After a tense silence, Heath and Mikhail reluctantly released Nathan. Gesturing with her pistol, she ordered the two out of the room. Fuming with anger, Heath and Mikhail skulked to the door.

“You’ll regret this, bitch!” Mikhail said with a flourish as he followed Heath outside.

Wordlessly, she followed and watched them exit the hospital with her pistol grip remaining firm. Then she returned to the operating room and tucked the weapon back into her bag.

“Did they hurt you?” she asked Nathan, moving toward him.

He shook his head. There were tears in his eyes. She gently placed her hands on his shoulders. Only after touching him did she become aware that her own hands were shaking.

“What happened, Nathan?”

But he was too upset to answer. A tear that had been hanging on precariously to his left eyelid finally gave up its fight and fell to the floor.

“Nathan, it’s okay, you can tell me. I won’t let them get away with it. I promise.”

Wearily, he lifted his gaze to meet Andy’s. She took a step back to give him space. Huddled in the corner, Nathan appeared smaller than usual. “They thought I saw something that I wasn’t supposed to, but when I told them I didn’t see anything, they didn’t believe me.”

“What did they think you saw?”

He shrugged weakly. “I don’t know. I mean I don’t know exactly what I saw.”

“But you did see something. What was it?”

He bit his lower lip and his gaze went to the floor.

“Nathan, please. I can’t help if you don’t tell me.”

He wiped his tears and looked up. “It was last night. I was over at a friend’s house for dinner with a few others from school. It was Alison’s house. Her older sister makes the best hamburgers.” This remark brought a brief smile to his face, and Andy smiled in return. “Anyway, after dinner, I went to the store to see if Mark was still there and if he needed any help.”
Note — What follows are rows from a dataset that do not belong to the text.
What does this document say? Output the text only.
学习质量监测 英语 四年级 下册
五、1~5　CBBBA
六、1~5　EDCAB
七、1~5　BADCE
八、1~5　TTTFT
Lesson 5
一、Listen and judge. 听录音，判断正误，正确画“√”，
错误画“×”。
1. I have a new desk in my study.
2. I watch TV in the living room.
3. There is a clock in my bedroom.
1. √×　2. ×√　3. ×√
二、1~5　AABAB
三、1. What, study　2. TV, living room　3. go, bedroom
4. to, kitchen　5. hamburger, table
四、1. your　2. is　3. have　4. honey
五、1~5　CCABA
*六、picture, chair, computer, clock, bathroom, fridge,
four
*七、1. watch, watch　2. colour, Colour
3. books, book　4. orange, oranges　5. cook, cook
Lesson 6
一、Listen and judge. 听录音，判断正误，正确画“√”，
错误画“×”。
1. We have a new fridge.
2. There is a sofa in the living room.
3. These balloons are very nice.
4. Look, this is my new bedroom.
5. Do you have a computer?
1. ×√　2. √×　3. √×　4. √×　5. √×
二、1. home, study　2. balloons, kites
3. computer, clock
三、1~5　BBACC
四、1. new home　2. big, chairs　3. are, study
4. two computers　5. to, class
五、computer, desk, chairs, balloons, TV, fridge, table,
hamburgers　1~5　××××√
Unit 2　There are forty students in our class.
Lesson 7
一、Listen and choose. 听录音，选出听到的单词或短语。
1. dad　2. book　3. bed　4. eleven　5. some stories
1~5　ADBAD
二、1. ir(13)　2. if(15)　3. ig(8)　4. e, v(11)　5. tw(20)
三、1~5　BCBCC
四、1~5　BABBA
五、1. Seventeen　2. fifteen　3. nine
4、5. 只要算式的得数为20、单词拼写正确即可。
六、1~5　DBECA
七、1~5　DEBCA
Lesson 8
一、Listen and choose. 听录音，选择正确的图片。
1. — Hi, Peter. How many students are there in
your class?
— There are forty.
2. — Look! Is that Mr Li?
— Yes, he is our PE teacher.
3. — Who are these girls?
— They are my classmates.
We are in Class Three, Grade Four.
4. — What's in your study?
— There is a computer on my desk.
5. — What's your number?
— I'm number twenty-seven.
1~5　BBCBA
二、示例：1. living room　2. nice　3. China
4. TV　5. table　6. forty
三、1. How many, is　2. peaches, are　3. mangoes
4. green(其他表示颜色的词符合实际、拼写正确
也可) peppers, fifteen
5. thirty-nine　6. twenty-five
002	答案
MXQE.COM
Mark was Nathan’s older brother and a friend of Charlie’s who ran the grocery store in town. Andy would often see him there cleaning up after closing.

“I didn’t see Mark inside the store when I got there, but I saw that the lights had been left on. I figured Mark must have forgotten, so I went inside to turn them off.” He paused and wiped at his eyes again. “I heard noises coming from the back of the store, like people talking or something. So I went to the back and saw that the back door was open, and that all the freezers were empty. I figured that the store was getting robbed, so I hid behind one of the shelves near the freezers. I should’ve just left the store, but I wanted to see who was robbing us. I saw three people standing in front of a truck outside. It was Heath and his brother, Garrett, talking to someone else. I didn’t recognize him, which I thought was strange, because I know everyone in town.”
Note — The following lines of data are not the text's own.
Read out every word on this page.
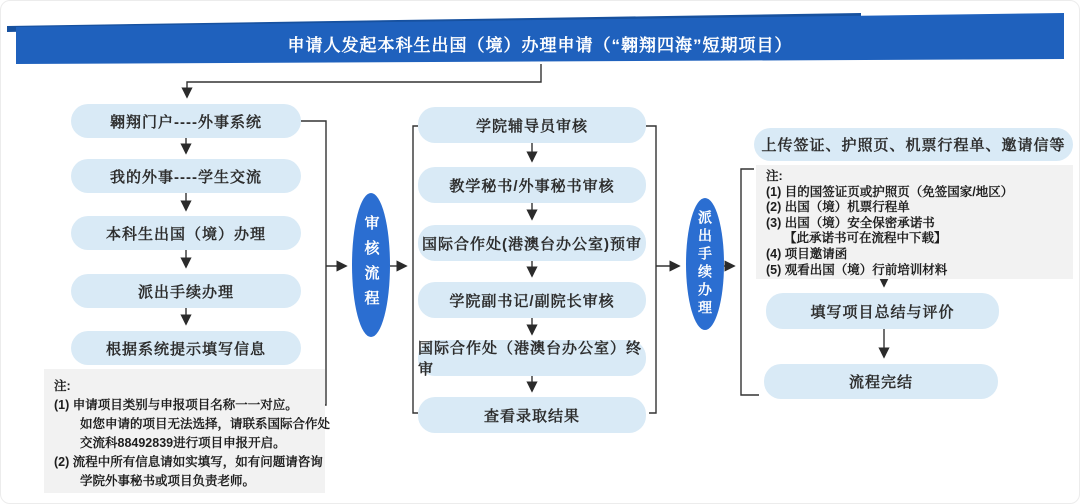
申请人发起本科生出国（境）办理申请（“翱翔四海”短期项目）
翱翔门户----外事系统
我的外事----学生交流
本科生出国（境）办理
派出手续办理
根据系统提示填写信息
注:
(1) 申请项目类别与申报项目名称一一对应。
如您申请的项目无法选择，请联系国际合作处
交流科88492839进行项目申报开启。
(2) 流程中所有信息请如实填写，如有问题请咨询
学院外事秘书或项目负责老师。
审核流程
学院辅导员审核
教学秘书/外事秘书审核
国际合作处(港澳台办公室)预审
学院副书记/副院长审核
国际合作处（港澳台办公室）终审
查看录取结果
派出手续办理
上传签证、护照页、机票行程单、邀请信等
注:
(1) 目的国签证页或护照页（免签国家/地区）
(2) 出国（境）机票行程单
(3) 出国（境）安全保密承诺书
【此承诺书可在流程中下载】
(4) 项目邀请函
(5) 观看出国（境）行前培训材料
填写项目总结与评价
流程完结
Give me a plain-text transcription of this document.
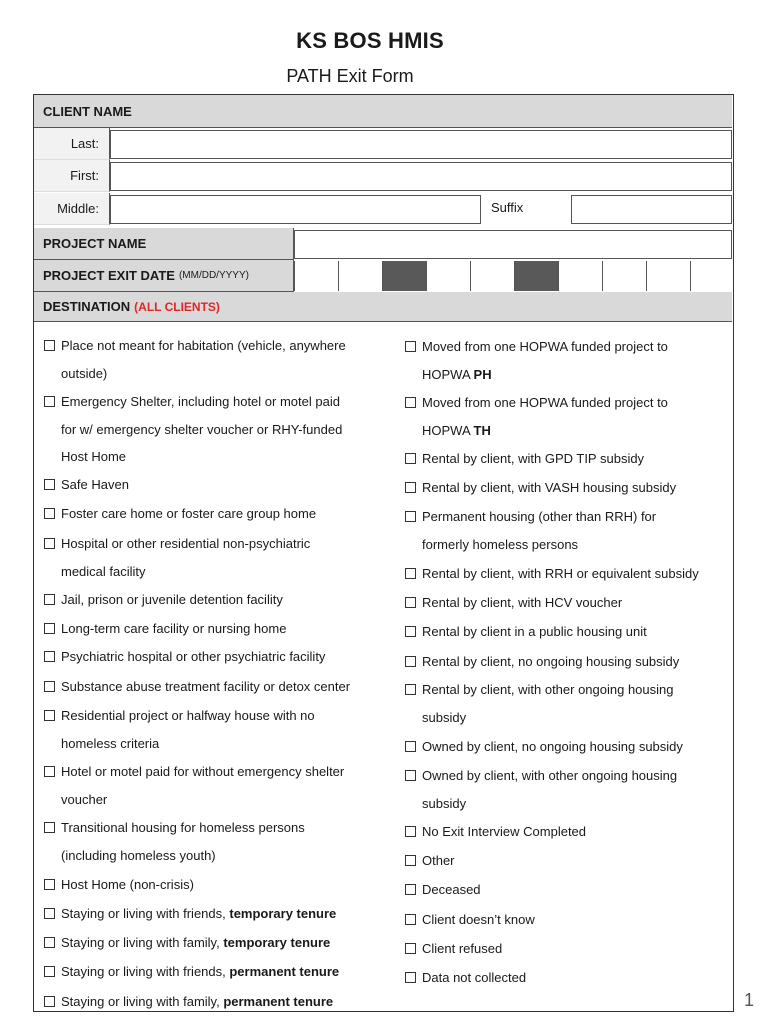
KS BOS HMIS
PATH Exit Form
CLIENT NAME
Last:
First:
Middle:	Suffix
PROJECT NAME
PROJECT EXIT DATE (MM/DD/YYYY)
DESTINATION (ALL CLIENTS)
Place not meant for habitation (vehicle, anywhere
outside)
Emergency Shelter, including hotel or motel paid
for w/ emergency shelter voucher or RHY-funded
Host Home
Safe Haven
Foster care home or foster care group home
Hospital or other residential non-psychiatric
medical facility
Jail, prison or juvenile detention facility
Long-term care facility or nursing home
Psychiatric hospital or other psychiatric facility
Substance abuse treatment facility or detox center
Residential project or halfway house with no
homeless criteria
Hotel or motel paid for without emergency shelter
voucher
Transitional housing for homeless persons
(including homeless youth)
Host Home (non-crisis)
Staying or living with friends, temporary tenure
Staying or living with family, temporary tenure
Staying or living with friends, permanent tenure
Staying or living with family, permanent tenure
Moved from one HOPWA funded project to
HOPWA PH
Moved from one HOPWA funded project to
HOPWA TH
Rental by client, with GPD TIP subsidy
Rental by client, with VASH housing subsidy
Permanent housing (other than RRH) for
formerly homeless persons
Rental by client, with RRH or equivalent subsidy
Rental by client, with HCV voucher
Rental by client in a public housing unit
Rental by client, no ongoing housing subsidy
Rental by client, with other ongoing housing
subsidy
Owned by client, no ongoing housing subsidy
Owned by client, with other ongoing housing
subsidy
No Exit Interview Completed
Other
Deceased
Client doesn’t know
Client refused
Data not collected
1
Another pause and a trembling breath.

“Then I decided to leave before they saw me, but when I moved, I accidentally knocked over a jar of applesauce. It crashed and broke on the floor. They heard the noise and came running inside the store. I turned off the light switch so they couldn’t see and went out the front. When I got outside, I ran as fast as I could all the way home. I didn’t think they saw me, but they knew it was either me or Mark. We’re the only ones with keys to the store.”